Down at the water, Poʻipū Beach Park has been called the best beach in America — a pair of golden crescents with calm, protected swimming and a gentle break that has taught generations of beginners to surf. Nearby, the Spouting Horn forces the surf up through a lava tube and throws spray forty or fifty feet into the air, with a low moan that the old stories tied to a giant moʻo, or lizard, caught in the rock. West of town, the Allerton and McBryde Gardens fill Lāwaʻi Valley — two of only five National Tropical Botanical Gardens in the country.

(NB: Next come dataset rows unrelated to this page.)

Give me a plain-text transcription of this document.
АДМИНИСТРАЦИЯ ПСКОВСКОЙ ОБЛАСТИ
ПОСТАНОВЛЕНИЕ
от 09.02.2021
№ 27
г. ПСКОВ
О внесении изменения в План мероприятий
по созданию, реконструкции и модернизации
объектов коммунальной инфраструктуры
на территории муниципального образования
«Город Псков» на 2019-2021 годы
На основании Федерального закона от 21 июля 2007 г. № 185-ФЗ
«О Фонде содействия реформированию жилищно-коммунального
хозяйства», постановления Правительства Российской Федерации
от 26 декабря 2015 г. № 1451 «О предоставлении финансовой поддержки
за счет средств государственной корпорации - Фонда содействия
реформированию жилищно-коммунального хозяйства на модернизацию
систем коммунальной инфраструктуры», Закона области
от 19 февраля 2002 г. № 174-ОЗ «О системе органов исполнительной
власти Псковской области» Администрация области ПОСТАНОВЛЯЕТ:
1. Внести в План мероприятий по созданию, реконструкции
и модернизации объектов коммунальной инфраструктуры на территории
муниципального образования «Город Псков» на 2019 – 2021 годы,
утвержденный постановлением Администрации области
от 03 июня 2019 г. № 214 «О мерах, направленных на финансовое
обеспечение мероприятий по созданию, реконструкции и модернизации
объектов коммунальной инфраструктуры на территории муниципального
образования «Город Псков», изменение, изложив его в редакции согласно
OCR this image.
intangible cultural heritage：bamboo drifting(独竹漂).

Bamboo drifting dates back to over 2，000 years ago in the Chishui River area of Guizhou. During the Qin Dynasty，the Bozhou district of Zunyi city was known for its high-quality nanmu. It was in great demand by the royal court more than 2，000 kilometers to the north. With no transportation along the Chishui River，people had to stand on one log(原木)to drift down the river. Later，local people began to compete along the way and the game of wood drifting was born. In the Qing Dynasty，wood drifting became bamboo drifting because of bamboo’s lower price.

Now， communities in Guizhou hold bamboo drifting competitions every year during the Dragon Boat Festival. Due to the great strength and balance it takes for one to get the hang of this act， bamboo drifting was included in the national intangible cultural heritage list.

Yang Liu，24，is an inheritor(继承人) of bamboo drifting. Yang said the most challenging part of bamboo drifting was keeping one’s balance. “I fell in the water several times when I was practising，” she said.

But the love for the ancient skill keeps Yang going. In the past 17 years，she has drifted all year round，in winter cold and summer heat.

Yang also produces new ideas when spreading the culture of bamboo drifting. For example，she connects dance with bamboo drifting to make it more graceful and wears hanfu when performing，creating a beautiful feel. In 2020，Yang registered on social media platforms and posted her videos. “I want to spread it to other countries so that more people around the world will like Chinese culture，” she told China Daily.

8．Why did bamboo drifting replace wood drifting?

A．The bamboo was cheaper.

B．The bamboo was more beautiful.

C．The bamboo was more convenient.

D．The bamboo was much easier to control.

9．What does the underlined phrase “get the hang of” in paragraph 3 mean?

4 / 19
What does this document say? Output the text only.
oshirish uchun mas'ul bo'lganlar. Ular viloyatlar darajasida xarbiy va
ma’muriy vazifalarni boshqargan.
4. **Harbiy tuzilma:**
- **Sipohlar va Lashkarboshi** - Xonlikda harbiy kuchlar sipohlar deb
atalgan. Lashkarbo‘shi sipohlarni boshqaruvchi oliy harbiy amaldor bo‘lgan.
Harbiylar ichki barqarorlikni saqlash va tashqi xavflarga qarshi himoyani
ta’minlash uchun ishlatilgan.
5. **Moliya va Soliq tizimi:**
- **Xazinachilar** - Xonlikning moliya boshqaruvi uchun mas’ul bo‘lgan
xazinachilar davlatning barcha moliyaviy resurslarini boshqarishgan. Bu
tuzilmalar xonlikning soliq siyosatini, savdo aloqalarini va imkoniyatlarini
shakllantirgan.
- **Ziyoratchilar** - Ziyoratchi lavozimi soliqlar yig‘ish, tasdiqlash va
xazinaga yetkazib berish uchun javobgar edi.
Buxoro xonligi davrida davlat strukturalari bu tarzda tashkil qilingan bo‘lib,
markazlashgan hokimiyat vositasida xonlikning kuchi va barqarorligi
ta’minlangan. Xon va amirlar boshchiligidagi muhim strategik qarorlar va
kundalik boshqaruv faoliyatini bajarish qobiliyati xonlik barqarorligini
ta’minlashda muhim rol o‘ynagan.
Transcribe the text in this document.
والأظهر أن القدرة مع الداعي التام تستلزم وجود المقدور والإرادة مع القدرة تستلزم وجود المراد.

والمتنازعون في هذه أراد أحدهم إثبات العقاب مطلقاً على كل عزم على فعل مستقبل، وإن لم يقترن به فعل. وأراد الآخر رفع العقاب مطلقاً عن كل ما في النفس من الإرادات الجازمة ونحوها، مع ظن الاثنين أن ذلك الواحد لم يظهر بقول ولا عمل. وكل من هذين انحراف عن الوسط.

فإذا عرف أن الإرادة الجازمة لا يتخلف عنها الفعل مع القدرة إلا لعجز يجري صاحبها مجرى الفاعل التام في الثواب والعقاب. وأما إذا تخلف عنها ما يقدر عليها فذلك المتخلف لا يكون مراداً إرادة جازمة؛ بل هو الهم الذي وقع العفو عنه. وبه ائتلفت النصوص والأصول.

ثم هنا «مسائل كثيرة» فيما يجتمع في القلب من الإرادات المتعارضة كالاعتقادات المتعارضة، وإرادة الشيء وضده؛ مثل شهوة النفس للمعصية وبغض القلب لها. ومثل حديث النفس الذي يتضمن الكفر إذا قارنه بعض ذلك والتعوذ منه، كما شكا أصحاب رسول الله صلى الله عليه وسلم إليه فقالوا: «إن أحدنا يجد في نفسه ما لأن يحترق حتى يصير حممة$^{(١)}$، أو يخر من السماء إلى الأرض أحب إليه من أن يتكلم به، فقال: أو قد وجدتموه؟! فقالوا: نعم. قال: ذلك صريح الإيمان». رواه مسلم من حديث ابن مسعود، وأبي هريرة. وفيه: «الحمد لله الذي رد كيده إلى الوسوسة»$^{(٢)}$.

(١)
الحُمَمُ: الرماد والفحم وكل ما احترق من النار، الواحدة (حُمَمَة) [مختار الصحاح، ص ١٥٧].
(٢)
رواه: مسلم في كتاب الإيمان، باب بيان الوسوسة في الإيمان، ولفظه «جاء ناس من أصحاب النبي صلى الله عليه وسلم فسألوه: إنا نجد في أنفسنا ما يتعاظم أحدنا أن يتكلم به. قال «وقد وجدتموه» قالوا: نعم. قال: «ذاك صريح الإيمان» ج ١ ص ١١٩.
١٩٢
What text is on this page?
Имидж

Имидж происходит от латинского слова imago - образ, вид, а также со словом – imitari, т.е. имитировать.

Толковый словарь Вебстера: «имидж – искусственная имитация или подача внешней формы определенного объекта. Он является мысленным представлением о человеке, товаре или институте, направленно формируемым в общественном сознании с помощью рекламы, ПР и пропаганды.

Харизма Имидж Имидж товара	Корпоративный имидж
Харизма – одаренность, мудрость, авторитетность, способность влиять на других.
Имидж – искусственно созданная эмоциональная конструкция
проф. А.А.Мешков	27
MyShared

Just up the road from Poʻipū sits Kōloa, where in 1835 the firm of Ladd & Company opened Hawaiʻi's first commercially successful sugar plantation. It was the start of something far larger than one mill. Over the decades that followed, workers arrived from China, Japan, Korea, the Philippines, Portugal, and Puerto Rico to work the cane, and that gathering of arrivals became the foundation of modern Hawaiʻi's blended, multicultural community. Kōloa's plantation era ran for more than a century and a half, and you can still walk straight into it today.
Why People Visit Poʻipū
Poʻipū rewards visitors who want Hawaiʻi at its sunniest and most easygoing — a warm, protected coast with a century of south-shore history behind it. People come for Poʻipū Beach and the Spouting Horn, for the gardens and the golf, and for the plantation-era streets of Old Kōloa Town, where the Garden Isle's layered past sits a short walk from the sand.